After a few more attempts I told him: “No sorry, I need some help.”
*Note we are still within talking distance, but I believe I was just on the fringe of the riptide, whereas he was standing closer to the shore.
To my plea for help he turns towards the shore and waves at the lifeguards to tell them to come out and help. I’m not a hundred per cent sure what they say but they pick up their loudspeaker and say something like:
“Stay calm and come back towards the shore.”
That actually did help as I knew they were right there and able to help if I was to seriously need it. So I began to float on my back and pushed with all my strength against the waves until I managed to come in a little further. Once I was able to stand up, I dug my feet firmly into the sand to prevent the waves from pushing me back out and slowly worked my way towards the shore.
I then stumbled onto the shore and crashed down next to Brenda to recall my adventure to her. I guess I was exaggerating by calling this a “storm” in my day. However, it did make my little beach visit exciting for someone like me who rarely visits the beach.
After the adrenaline from my little 10 minute adventure subsided, I buried Brenda in the sand and created an ugly mermaid’s tail for her. We swapped roles and she did the same for me, doing a much better job.

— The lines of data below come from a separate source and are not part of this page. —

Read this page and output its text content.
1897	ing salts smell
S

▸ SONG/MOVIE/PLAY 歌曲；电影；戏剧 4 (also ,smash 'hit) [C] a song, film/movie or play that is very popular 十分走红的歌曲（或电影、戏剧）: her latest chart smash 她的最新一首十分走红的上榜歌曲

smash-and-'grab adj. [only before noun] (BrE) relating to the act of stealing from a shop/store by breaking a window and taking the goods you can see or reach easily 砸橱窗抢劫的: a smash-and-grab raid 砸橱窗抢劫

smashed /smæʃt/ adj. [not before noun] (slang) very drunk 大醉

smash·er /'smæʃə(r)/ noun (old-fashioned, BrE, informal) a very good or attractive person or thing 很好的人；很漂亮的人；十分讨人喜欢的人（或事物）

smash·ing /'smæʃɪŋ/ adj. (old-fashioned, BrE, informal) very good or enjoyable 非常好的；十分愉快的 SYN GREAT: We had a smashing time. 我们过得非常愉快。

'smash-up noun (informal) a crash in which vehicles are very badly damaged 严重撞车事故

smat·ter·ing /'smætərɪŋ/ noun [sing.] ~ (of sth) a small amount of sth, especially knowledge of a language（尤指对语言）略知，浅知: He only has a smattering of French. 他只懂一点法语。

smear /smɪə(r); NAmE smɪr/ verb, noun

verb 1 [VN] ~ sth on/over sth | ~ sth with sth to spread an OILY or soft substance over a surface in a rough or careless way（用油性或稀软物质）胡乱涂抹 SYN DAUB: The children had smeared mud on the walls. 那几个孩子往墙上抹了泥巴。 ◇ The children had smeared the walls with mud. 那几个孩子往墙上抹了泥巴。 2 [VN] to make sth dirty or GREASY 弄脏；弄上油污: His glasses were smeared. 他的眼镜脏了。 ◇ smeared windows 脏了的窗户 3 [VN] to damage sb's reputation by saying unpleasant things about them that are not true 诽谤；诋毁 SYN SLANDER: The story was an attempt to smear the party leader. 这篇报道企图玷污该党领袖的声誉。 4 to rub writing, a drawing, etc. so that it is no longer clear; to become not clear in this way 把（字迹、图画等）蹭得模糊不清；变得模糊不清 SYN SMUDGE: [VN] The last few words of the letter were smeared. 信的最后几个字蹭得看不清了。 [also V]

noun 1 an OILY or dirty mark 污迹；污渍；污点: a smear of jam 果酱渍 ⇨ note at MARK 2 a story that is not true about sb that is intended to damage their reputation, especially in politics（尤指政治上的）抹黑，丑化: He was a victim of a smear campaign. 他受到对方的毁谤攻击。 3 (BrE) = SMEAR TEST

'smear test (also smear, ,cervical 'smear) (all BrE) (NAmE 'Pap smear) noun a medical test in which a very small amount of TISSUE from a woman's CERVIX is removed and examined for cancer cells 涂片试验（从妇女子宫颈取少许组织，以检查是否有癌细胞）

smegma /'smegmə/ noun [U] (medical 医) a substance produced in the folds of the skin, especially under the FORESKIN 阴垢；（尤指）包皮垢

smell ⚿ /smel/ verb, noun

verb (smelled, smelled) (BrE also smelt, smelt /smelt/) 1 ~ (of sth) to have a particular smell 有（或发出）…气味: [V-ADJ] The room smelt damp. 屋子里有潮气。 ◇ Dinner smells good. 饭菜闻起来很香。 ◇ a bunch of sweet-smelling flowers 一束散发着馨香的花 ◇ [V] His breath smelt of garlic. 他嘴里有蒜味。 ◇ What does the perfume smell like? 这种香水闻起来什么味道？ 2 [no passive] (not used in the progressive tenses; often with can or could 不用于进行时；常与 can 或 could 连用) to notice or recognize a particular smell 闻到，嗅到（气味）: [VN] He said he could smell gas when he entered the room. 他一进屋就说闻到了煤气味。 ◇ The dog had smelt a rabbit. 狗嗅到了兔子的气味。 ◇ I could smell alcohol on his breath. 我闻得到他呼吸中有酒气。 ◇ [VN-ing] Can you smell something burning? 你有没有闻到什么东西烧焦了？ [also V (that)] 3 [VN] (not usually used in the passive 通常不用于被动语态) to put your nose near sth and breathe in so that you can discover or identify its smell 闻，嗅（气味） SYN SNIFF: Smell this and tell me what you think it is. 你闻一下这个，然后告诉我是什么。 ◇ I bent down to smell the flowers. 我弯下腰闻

We head back to our hotel and I go for a quick swim in Q1’s pool to wash away the sand. A resident of the Q1 begins to talk to me and tell me a little about his life while we are in the pool. Since the Gold Coast is such a quiet area, I believe to be filled largely with tourists and temporary residents, I get the impression some residents could get quite lonely and so thrive on the small conversation they can make with whoever they meet.
For the rest of the evening we cook our 2 minute noodles and get ready for the night out.
Our first night in the streets of the Gold Coast starts at 10:30 when we buy a delicious pizza to share between us. We don’t have a particular location in mind but it isn’t difficult to find the crowds of the main street as we follow the groups of young people towards the cluster of nightclubs. We aren’t keen to spend much money, if any, so we step into the first free nightclub we see: Cocktails nightclub. By this stage it is 11:30 and the club is not even half full. The dance floor is too empty for our comfort with too many people simply watching, so we step out to explore the next club.
‘Shooters’ has a $15 entry fee which we are unaware of until the security guard asks us to see our entrance stamp. We consider leaving the club until one of the guys grabs the stamp and lets us both in. The vibe is a lot livelier, with more people and better dance music, so we head to the dance floor. At 12:15 we check out the next club ‘Beer Garden’, with free entrance. It is very quiet dance wise but has more people playing pool.
We end our night relatively early and head back to the warmth of our apartment.